In the intervening five years Bob Dylan has, with characteristic implausibility, released a lot of music. Some of it is old (the historic Newport Folk Festival recordings from ’63 to ’65, the superb collection of outtakes and alternate song versions called Tell Tale Signs, the oft-bootlegged Witmark Demos, and a ’63 concert recording from Brandeis University). Some of it is new (the ridiculously great Modern Times, the mediocre Together Through Life, and the merely ridiculous Christmas in the Heart).

He’s kind of set in his ways now, so you get the feeling that the utter unpredictability of the man and his work is probably not going to change. He is, without a doubt, the greatest songwriter and the single greatest presence in the history of what could loosely be construed as rock ‘n roll. But the fact is that rock ‘n roll has never been big enough to encompass what this man does, which ranges from Delta blues to hallucinatory poetry to honky-tonk jukebox anthems to gentle folk to schmaltzy MOR, complete with sappy strings and heavenly host choir accompaniment. And that’s just in the last five years.

At some point he will probably stop making music.
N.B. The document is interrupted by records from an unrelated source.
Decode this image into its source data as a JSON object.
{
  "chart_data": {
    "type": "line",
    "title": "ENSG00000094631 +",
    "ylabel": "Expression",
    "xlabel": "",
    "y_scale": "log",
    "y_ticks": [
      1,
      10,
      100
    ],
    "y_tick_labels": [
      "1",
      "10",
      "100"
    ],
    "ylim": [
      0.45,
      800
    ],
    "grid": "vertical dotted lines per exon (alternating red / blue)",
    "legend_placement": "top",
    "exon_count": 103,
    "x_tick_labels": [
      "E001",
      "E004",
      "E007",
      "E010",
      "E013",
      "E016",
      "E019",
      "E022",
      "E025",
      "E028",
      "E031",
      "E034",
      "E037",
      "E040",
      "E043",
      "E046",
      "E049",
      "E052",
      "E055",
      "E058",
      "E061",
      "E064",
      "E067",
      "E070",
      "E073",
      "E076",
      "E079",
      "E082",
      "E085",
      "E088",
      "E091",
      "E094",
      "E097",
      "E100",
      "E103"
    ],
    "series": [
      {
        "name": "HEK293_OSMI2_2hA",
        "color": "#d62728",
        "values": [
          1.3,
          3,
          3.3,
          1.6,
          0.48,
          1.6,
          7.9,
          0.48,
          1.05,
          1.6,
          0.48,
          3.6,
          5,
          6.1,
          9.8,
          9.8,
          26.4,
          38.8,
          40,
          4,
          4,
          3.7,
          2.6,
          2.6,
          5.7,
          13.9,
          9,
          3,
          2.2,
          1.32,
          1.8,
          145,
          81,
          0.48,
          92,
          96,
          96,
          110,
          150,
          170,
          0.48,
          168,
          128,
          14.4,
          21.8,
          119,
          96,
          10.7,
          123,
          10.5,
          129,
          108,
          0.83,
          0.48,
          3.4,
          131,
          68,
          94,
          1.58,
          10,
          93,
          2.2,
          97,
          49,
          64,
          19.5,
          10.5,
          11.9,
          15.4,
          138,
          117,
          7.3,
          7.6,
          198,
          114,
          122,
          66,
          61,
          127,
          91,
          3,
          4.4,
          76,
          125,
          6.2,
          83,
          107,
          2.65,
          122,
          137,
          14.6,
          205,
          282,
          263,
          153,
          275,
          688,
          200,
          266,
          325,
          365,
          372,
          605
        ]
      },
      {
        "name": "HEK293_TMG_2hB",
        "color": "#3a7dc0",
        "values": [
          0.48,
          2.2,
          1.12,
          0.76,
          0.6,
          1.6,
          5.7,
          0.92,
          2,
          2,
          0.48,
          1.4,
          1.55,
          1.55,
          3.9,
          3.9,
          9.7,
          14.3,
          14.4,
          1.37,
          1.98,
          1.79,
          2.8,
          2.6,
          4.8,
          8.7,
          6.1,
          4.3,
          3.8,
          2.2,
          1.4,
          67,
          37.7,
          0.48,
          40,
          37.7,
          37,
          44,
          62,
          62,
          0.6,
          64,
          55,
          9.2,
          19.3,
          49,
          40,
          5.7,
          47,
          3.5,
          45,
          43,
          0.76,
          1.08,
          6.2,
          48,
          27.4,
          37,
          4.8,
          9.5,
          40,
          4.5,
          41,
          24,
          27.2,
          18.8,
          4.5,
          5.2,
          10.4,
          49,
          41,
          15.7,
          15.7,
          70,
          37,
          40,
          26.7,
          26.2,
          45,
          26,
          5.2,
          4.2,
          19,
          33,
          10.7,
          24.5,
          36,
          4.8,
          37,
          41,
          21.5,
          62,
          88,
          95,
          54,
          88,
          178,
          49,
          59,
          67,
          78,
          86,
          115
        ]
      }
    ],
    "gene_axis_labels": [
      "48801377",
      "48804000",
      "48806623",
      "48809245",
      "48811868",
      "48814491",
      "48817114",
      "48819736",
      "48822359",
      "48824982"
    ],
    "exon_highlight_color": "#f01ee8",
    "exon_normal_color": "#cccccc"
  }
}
But he’ll go out with his boots on and his harmonica rack strapped to his guitar, and the Neverending Tour will have to be cancelled due to unforeseen circumstances. I hope that’s a long, long way off. Happy birthday, Bob. His biography at All Music Guide starts off with “Bob Dylan’s influence on popular music is incalculable.” That’s correct, and I won’t even begin to try to tote it up. But I’ll still marvel at what the man has done, and is doing. He won’t care about that, or about anything else written or said about him. He will go on being Bob Dylan. I suspect that’s part of the reason why we love him.